I'm going to let you in on a little secret.  If you are continually facing the same type of problems or trials in your life (like angst over a continually wrecked 5 year plan), ask yourself if it is possible that God is trying to teach you a lesson that you just won't learn.  If the answer is yes (and it might not be), then learn the lesson already and get on with your life!  Yes, at times I have failed in learning these lessons myself, and God has been faithful to give me plenty of practice, always teaching, supporting, moving me closer to the person He has created me to be.  And I certainly haven't mastered the concept; at times God has to come alongside of me and carry me through a time when I am struggling to trust His plan.  But I have found myself at times anticipating the winds of change and looking forward to what God is going to do in my life.  

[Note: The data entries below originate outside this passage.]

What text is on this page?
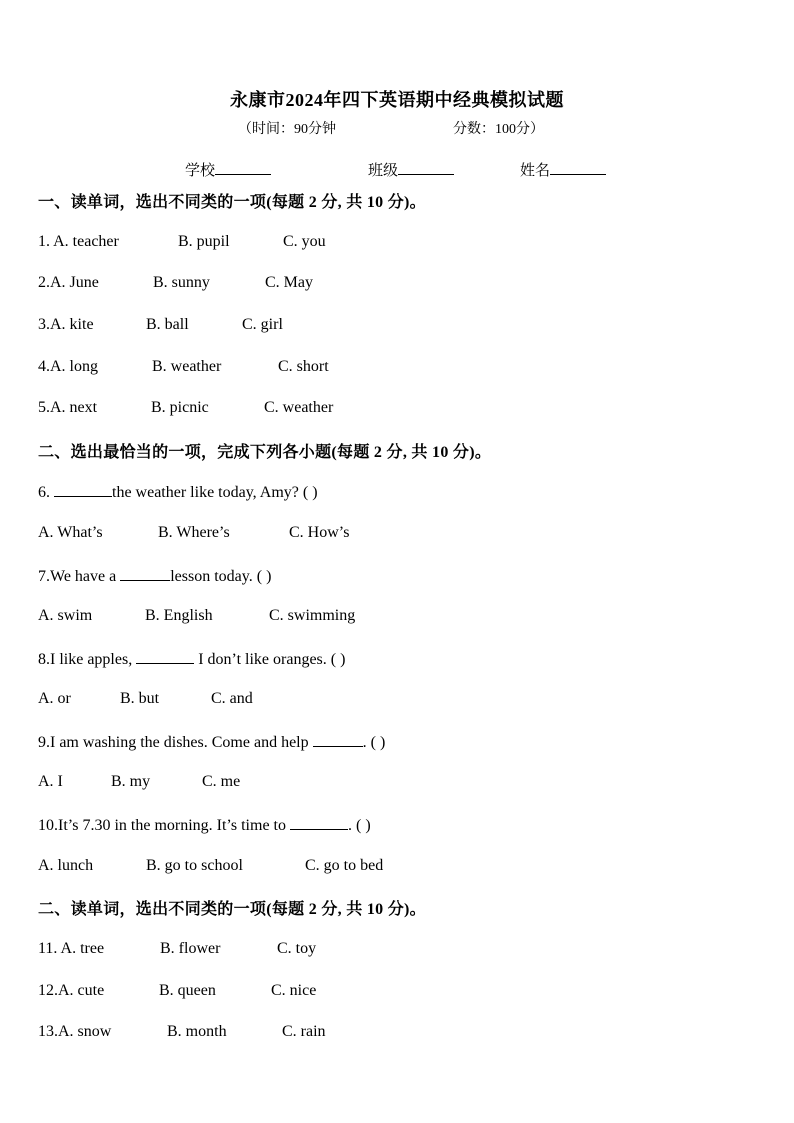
永康市2024年四下英语期中经典模拟试题
（时间：90分钟	分数：100分）
学校	班级	姓名
一、读单词，选出不同类的一项(每题 2 分, 共 10 分)。
1. A. teacher	B. pupil	C. you
2.A. June	B. sunny	C. May
3.A. kite	B. ball	C. girl
4.A. long	B. weather	C. short
5.A. next	B. picnic	C. weather
二、选出最恰当的一项，完成下列各小题(每题 2 分, 共 10 分)。
6.	the weather like today, Amy? ( )
A. What’s	B. Where’s	C. How’s
7.We have a	lesson today. ( )
A. swim	B. English	C. swimming
8.I like apples,	I don’t like oranges. ( )
A. or	B. but	C. and
9.I am washing the dishes. Come and help	. ( )
A. I	B. my	C. me
10.It’s 7.30 in the morning. It’s time to	. ( )
A. lunch	B. go to school	C. go to bed
二、读单词，选出不同类的一项(每题 2 分, 共 10 分)。
11. A. tree	B. flower	C. toy
12.A. cute	B. queen	C. nice
13.A. snow	B. month	C. rain
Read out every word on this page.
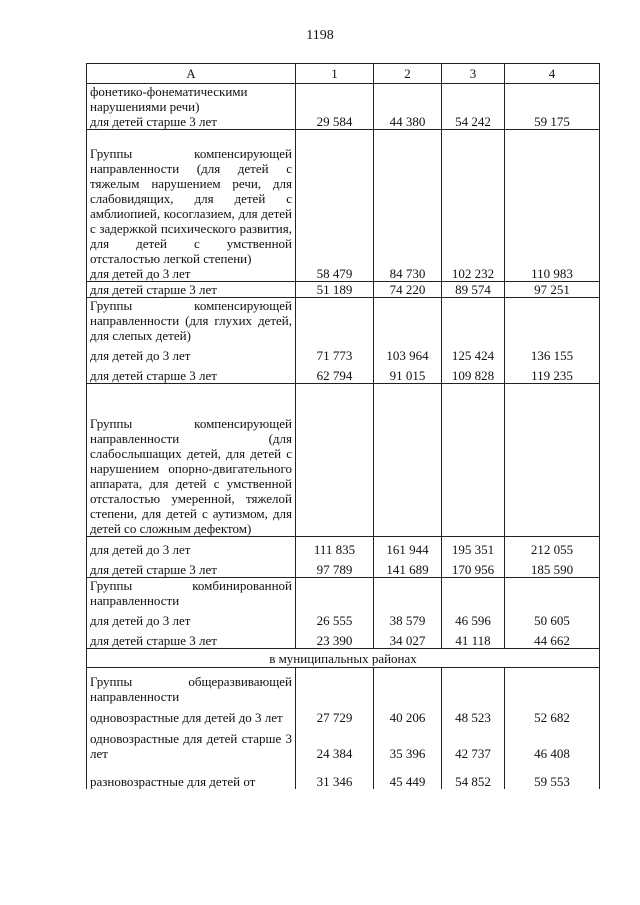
1198
А	1	2	3	4
фонетико-фонематическими нарушениями речи)				
для детей старше 3 лет	29 584	44 380	54 242	59 175
Группы компенсирующей направленности (для детей с тяжелым нарушением речи, для слабовидящих, для детей с амблиопией, косоглазием, для детей с задержкой психического развития, для детей с умственной отсталостью легкой степени)				
для детей до 3 лет	58 479	84 730	102 232	110 983
для детей старше 3 лет	51 189	74 220	89 574	97 251
Группы компенсирующей направленности (для глухих детей, для слепых детей)				
для детей до 3 лет	71 773	103 964	125 424	136 155
для детей старше 3 лет	62 794	91 015	109 828	119 235
Группы компенсирующей направленности (для слабослышащих детей, для детей с нарушением опорно-двигательного аппарата, для детей с умственной отсталостью умеренной, тяжелой степени, для детей с аутизмом, для детей со сложным дефектом)				
для детей до 3 лет	111 835	161 944	195 351	212 055
для детей старше 3 лет	97 789	141 689	170 956	185 590
Группы комбинированной направленности				
для детей до 3 лет	26 555	38 579	46 596	50 605
для детей старше 3 лет	23 390	34 027	41 118	44 662
в муниципальных районах				
Группы общеразвивающей направленности				
одновозрастные для детей до 3 лет	27 729	40 206	48 523	52 682
одновозрастные для детей старше 3 лет	24 384	35 396	42 737	46 408
разновозрастные для детей от	31 346	45 449	54 852	59 553
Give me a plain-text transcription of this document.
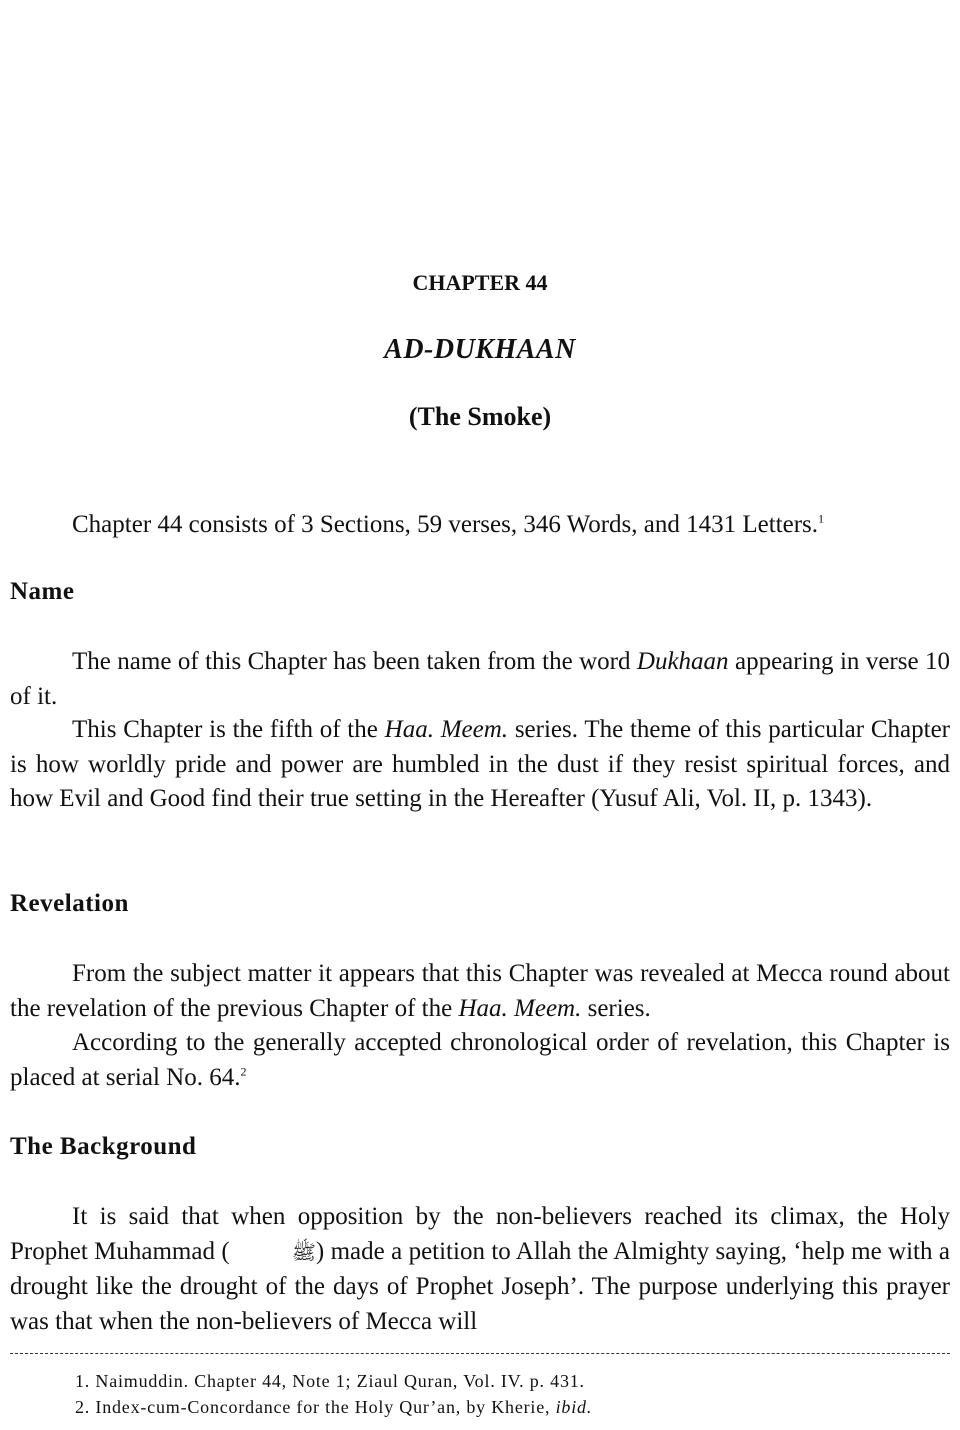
CHAPTER 44
AD-DUKHAAN
(The Smoke)

Chapter 44 consists of 3 Sections, 59 verses, 346 Words, and 1431 Letters.$^1$

Name

The name of this Chapter has been taken from the word Dukhaan appearing in verse 10 of it.

This Chapter is the fifth of the Haa. Meem. series. The theme of this particular Chapter is how worldly pride and power are humbled in the dust if they resist spiritual forces, and how Evil and Good find their true setting in the Hereafter (Yusuf Ali, Vol. II, p. 1343).

Revelation

From the subject matter it appears that this Chapter was revealed at Mecca round about the revelation of the previous Chapter of the Haa. Meem. series.

According to the generally accepted chronological order of revelation, this Chapter is placed at serial No. 64.$^2$

The Background

It is said that when opposition by the non-believers reached its climax, the Holy Prophet Muhammad (	ﷺ) made a petition to Allah the Almighty saying, ‘help me with a drought like the drought of the days of Prophet Joseph’. The purpose underlying this prayer was that when the non-believers of Mecca will

1. Naimuddin. Chapter 44, Note 1; Ziaul Quran, Vol. IV. p. 431.

2. Index-cum-Concordance for the Holy Qur’an, by Kherie, ibid.
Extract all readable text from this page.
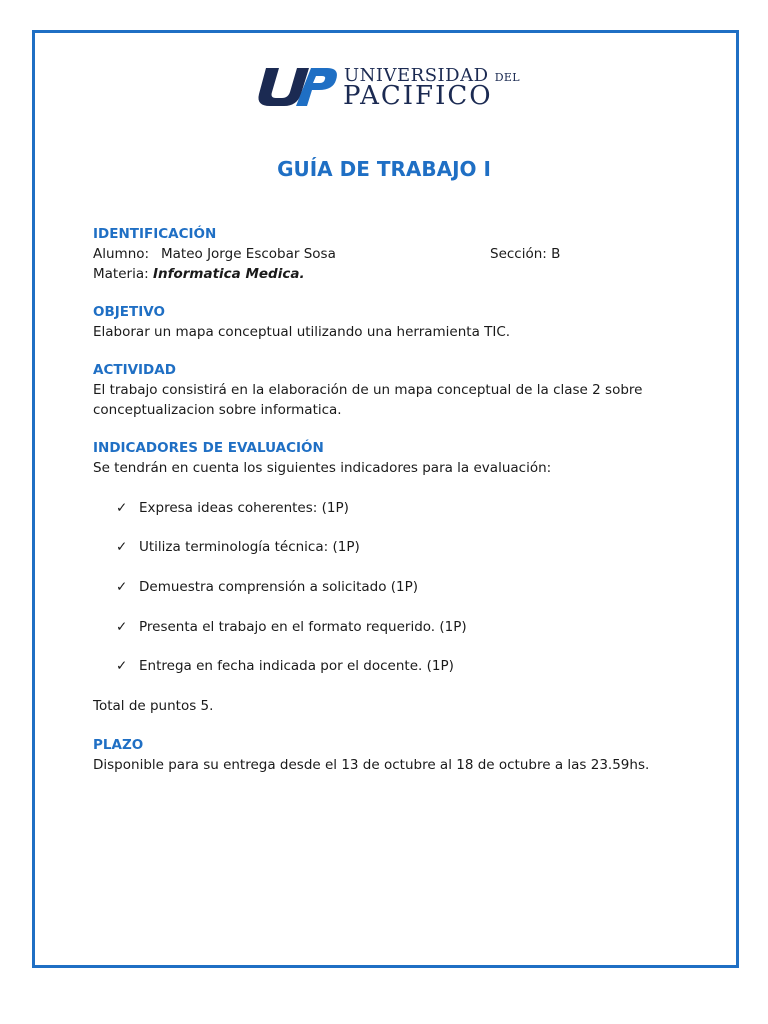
UNIVERSIDAD DEL
PACIFICO
GUÍA DE TRABAJO I
IDENTIFICACIÓN
Alumno: Mateo Jorge Escobar Sosa	Sección: B
Materia: Informatica Medica.
OBJETIVO
Elaborar un mapa conceptual utilizando una herramienta TIC.
ACTIVIDAD
El trabajo consistirá en la elaboración de un mapa conceptual de la clase 2 sobre
conceptualizacion sobre informatica.
INDICADORES DE EVALUACIÓN
Se tendrán en cuenta los siguientes indicadores para la evaluación:
✓ Expresa ideas coherentes: (1P)
✓ Utiliza terminología técnica: (1P)
✓ Demuestra comprensión a solicitado (1P)
✓ Presenta el trabajo en el formato requerido. (1P)
✓ Entrega en fecha indicada por el docente. (1P)
Total de puntos 5.
PLAZO
Disponible para su entrega desde el 13 de octubre al 18 de octubre a las 23.59hs.
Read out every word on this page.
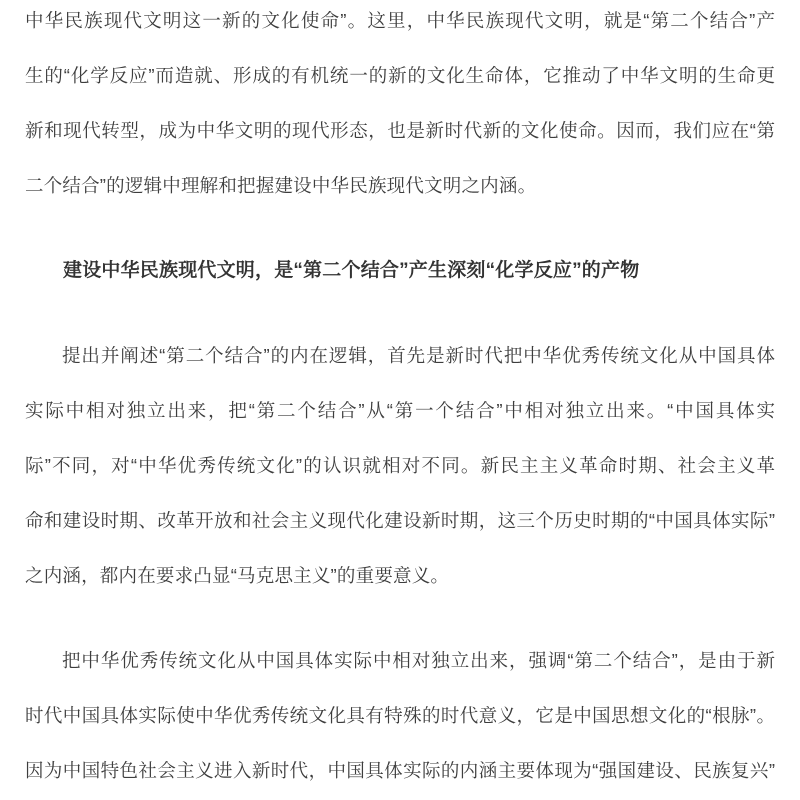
中华民族现代文明这一新的文化使命”。这里，中华民族现代文明，就是“第二个结合”产
生的“化学反应”而造就、形成的有机统一的新的文化生命体，它推动了中华文明的生命更
新和现代转型，成为中华文明的现代形态，也是新时代新的文化使命。因而，我们应在“第
二个结合”的逻辑中理解和把握建设中华民族现代文明之内涵。
建设中华民族现代文明，是“第二个结合”产生深刻“化学反应”的产物
提出并阐述“第二个结合”的内在逻辑，首先是新时代把中华优秀传统文化从中国具体
实际中相对独立出来，把“第二个结合”从“第一个结合”中相对独立出来。“中国具体实
际”不同，对“中华优秀传统文化”的认识就相对不同。新民主主义革命时期、社会主义革
命和建设时期、改革开放和社会主义现代化建设新时期，这三个历史时期的“中国具体实际”
之内涵，都内在要求凸显“马克思主义”的重要意义。
把中华优秀传统文化从中国具体实际中相对独立出来，强调“第二个结合”，是由于新
时代中国具体实际使中华优秀传统文化具有特殊的时代意义，它是中国思想文化的“根脉”。
因为中国特色社会主义进入新时代，中国具体实际的内涵主要体现为“强国建设、民族复兴”
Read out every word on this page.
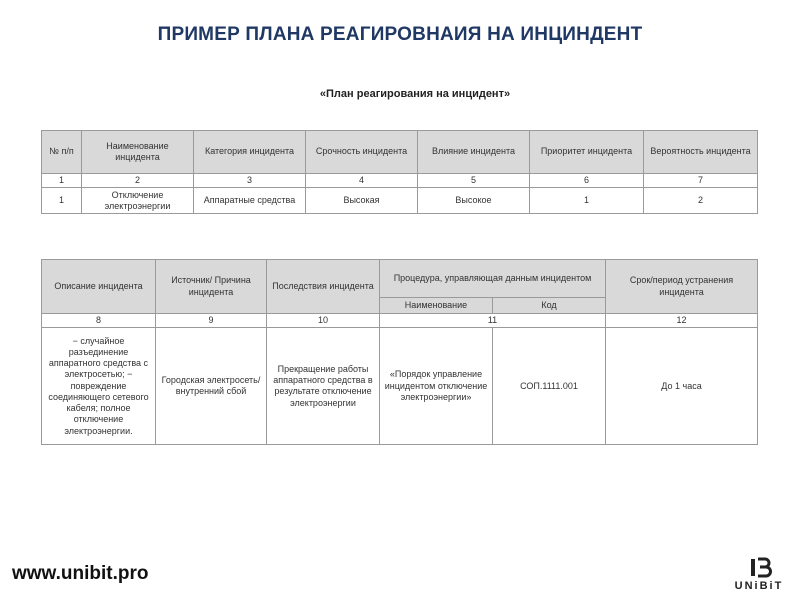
ПРИМЕР ПЛАНА РЕАГИРОВНАИЯ НА ИНЦИНДЕНТ
«План реагирования на инцидент»
№ п/п	Наименование инцидента	Категория инцидента	Срочность инцидента	Влияние инцидента	Приоритет инцидента	Вероятность инцидента
1	2	3	4	5	6	7
1	Отключение электроэнергии	Аппаратные средства	Высокая	Высокое	1	2
Описание инцидента	Источник/ Причина инцидента	Последствия инцидента	Процедура, управляющая данным инцидентом		Срок/период устранения инцидента
			Наименование	Код	
8	9	10	11		12
− случайное разъединение аппаратного средства с электросетью; − повреждение соединяющего сетевого кабеля; полное отключение электроэнергии.	Городская электросеть/ внутренний сбой	Прекращение работы аппаратного средства в результате отключение электроэнергии	«Порядок управление инцидентом отключение электроэнергии»	СОП.1111.001	До 1 часа
www.unibit.pro
UNiBiT
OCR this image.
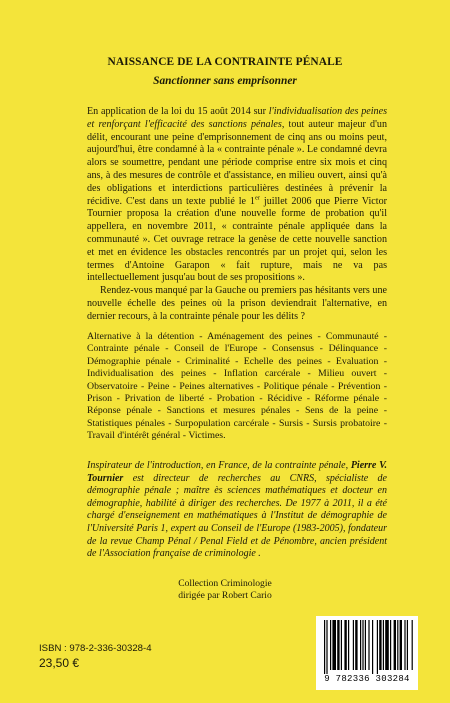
NAISSANCE DE LA CONTRAINTE PÉNALE
Sanctionner sans emprisonner

En application de la loi du 15 août 2014 sur l'individualisation des peines et renforçant l'efficacité des sanctions pénales, tout auteur majeur d'un délit, encourant une peine d'emprisonnement de cinq ans ou moins peut, aujourd'hui, être condamné à la « contrainte pénale ». Le condamné devra alors se soumettre, pendant une période comprise entre six mois et cinq ans, à des mesures de contrôle et d'assistance, en milieu ouvert, ainsi qu'à des obligations et interdictions particulières destinées à prévenir la récidive. C'est dans un texte publié le 1er juillet 2006 que Pierre Victor Tournier proposa la création d'une nouvelle forme de probation qu'il appellera, en novembre 2011, « contrainte pénale appliquée dans la communauté ». Cet ouvrage retrace la genèse de cette nouvelle sanction et met en évidence les obstacles rencontrés par un projet qui, selon les termes d'Antoine Garapon « fait rupture, mais ne va pas intellectuellement jusqu'au bout de ses propositions ».

Rendez-vous manqué par la Gauche ou premiers pas hésitants vers une nouvelle échelle des peines où la prison deviendrait l'alternative, en dernier recours, à la contrainte pénale pour les délits ?

Alternative à la détention - Aménagement des peines - Communauté - Contrainte pénale - Conseil de l'Europe - Consensus - Délinquance - Démographie pénale - Criminalité - Echelle des peines - Evaluation - Individualisation des peines - Inflation carcérale - Milieu ouvert - Observatoire - Peine - Peines alternatives - Politique pénale - Prévention - Prison - Privation de liberté - Probation - Récidive - Réforme pénale - Réponse pénale - Sanctions et mesures pénales - Sens de la peine - Statistiques pénales - Surpopulation carcérale - Sursis - Sursis probatoire - Travail d'intérêt général - Victimes.
Inspirateur de l'introduction, en France, de la contrainte pénale, Pierre V. Tournier est directeur de recherches au CNRS, spécialiste de démographie pénale ; maître ès sciences mathématiques et docteur en démographie, habilité à diriger des recherches. De 1977 à 2011, il a été chargé d'enseignement en mathématiques à l'Institut de démographie de l'Université Paris 1, expert au Conseil de l'Europe (1983-2005), fondateur de la revue Champ Pénal / Penal Field et de Pénombre, ancien président de l'Association française de criminologie .
Collection Criminologie
dirigée par Robert Cario
ISBN : 978-2-336-30328-4
23,50 €
9 782336 303284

So when Matt asked me the other day where I thought we'd be in 5 years, I answered "I have no idea." Oh I have plans, lots of plans, but I know that God's plans may be different and I am unshaken in my belief that they are better.  I am in a place right now where I feel that things are good, but I also have the sense that things are about to change.  There is so much up in the air with our lives right now - we're thinking of moving (not leaving the area, just moving homes), we have no idea what will happen with our 3 year old (they keep telling us her case will probably take years; apparently they don't believe in 5 year plans either), and those 2 things alone leave a lot of loose ends.  But God knows the plan.  Jeremiah 29:11 continues and states that God's plans are "plans to prosper you and not to harm you, plans to give you hope and a future."  God is speaking this verse to His people who are in exile.  They had turned from Him and had faced the natural consequences of a life spent making your own life plan and ignoring God's.  But the words He spoke to them were "hope" and future."  Yes, they experienced a season of pain, but true to His Word and His character, God rescued and redeemed and restored the relationship.  

Tomorrow we celebrate the 1 year anniversary of the Bartlett Campus.  It's hard to imagine how different our lives would be if God didn't work beyond the scope of our 5 year plan.  We are blessed and so grateful for the changes He has brought to our life.  So I sit hear at my computer and boldly declare "I don't believe in 5 year plans."  And the Noel from 10 years ago would have had a panic attack before making such a declaration so I am making progress!
This picture was taken a year ago at Super Second Saturday, when all 4 CCC
campuses raked leaves throughout neighborhoods in Bartlett.   Hard to believe
it's been a year!  We've come so far and have loved every minute of it!

What's in your 5 year plan?  Have you left room for the plan that God has for you?